O poema é do final do século XX. Esse período caracteriza-se pela indefinição das produções no que concerne a uma tentativa de classificação, tendo em vista que não há um estilo vigente a que todos procuram “moldar” seus escritos, imperando a singularidade dos autores como ponto fundamental.
Ressaltamos que não estamos percebendo a recorrência do tema e a homonímia dos títulos das obras como determinantes de ligação.
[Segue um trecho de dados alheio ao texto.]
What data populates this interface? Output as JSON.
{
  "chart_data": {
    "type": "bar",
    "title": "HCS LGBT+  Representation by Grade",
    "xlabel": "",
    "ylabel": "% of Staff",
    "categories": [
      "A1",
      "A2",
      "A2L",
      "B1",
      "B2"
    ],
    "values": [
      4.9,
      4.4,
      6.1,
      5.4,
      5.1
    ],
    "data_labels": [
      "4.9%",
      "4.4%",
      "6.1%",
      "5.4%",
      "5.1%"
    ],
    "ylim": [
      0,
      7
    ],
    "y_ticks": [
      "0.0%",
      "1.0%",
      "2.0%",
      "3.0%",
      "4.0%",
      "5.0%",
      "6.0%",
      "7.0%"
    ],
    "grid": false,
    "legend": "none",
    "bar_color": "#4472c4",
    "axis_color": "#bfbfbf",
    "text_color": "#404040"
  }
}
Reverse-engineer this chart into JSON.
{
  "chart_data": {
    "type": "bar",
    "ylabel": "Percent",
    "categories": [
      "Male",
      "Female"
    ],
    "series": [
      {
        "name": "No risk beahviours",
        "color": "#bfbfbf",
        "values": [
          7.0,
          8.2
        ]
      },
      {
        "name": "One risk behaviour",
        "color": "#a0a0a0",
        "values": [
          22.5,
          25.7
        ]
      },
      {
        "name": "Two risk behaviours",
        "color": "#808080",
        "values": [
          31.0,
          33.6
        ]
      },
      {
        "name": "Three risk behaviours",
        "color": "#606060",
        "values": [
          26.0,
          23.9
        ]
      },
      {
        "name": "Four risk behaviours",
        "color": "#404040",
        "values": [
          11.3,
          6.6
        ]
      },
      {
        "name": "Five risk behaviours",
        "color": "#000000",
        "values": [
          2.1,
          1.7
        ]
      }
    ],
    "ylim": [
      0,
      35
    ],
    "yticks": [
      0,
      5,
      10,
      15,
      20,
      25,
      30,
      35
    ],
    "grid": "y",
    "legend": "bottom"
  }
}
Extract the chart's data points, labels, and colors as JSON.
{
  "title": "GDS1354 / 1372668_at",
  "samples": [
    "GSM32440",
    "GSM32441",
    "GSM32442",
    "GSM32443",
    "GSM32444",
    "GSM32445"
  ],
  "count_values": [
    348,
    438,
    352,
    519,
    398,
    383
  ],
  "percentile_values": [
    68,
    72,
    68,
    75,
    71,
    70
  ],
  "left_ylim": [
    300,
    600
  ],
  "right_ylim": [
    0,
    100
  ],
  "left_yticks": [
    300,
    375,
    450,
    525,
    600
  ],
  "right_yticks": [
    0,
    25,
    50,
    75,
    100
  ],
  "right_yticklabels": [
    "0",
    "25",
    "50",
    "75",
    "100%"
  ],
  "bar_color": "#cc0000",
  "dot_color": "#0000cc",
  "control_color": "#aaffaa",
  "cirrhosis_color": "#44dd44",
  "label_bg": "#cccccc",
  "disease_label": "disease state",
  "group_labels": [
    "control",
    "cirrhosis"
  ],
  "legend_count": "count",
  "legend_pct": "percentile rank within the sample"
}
A própria distância que existe entre os objetos, tanto cronológica quanto lingüisticamente falando, explica as diferenças formais. Assim, não podemos afirmar que se trate de influência do primeiro sobre o segundo autor, nem tampouco de assimilação do primeiro autor pelo segundo. O fator que une os dois autores é a temática, o que demonstra a continuidade de sua importância na vida das pessoas. Há mais elementos que os diferenciam do que os assemelham.
O trabalho realizado pretendeu demonstrar a coincidência da temática entre os objetos de estudo, tendo sempre em vista o fato de os escritores serem representantes de épocas diferentes, utilizarem linguagens distintas e, sobretudo, que a realidade que os cerca não pode ser comparada. De qualquer sorte, o que intentamos foi resgatar, através do clássico, o “desleitor”. É isso, sem dúvida, que dinamiza a cultura. E o preconceito reinante no mundo das letras em relação à cultura do outro (cf. Antelo, 1998), nesse caso específico, simplesmente não procede.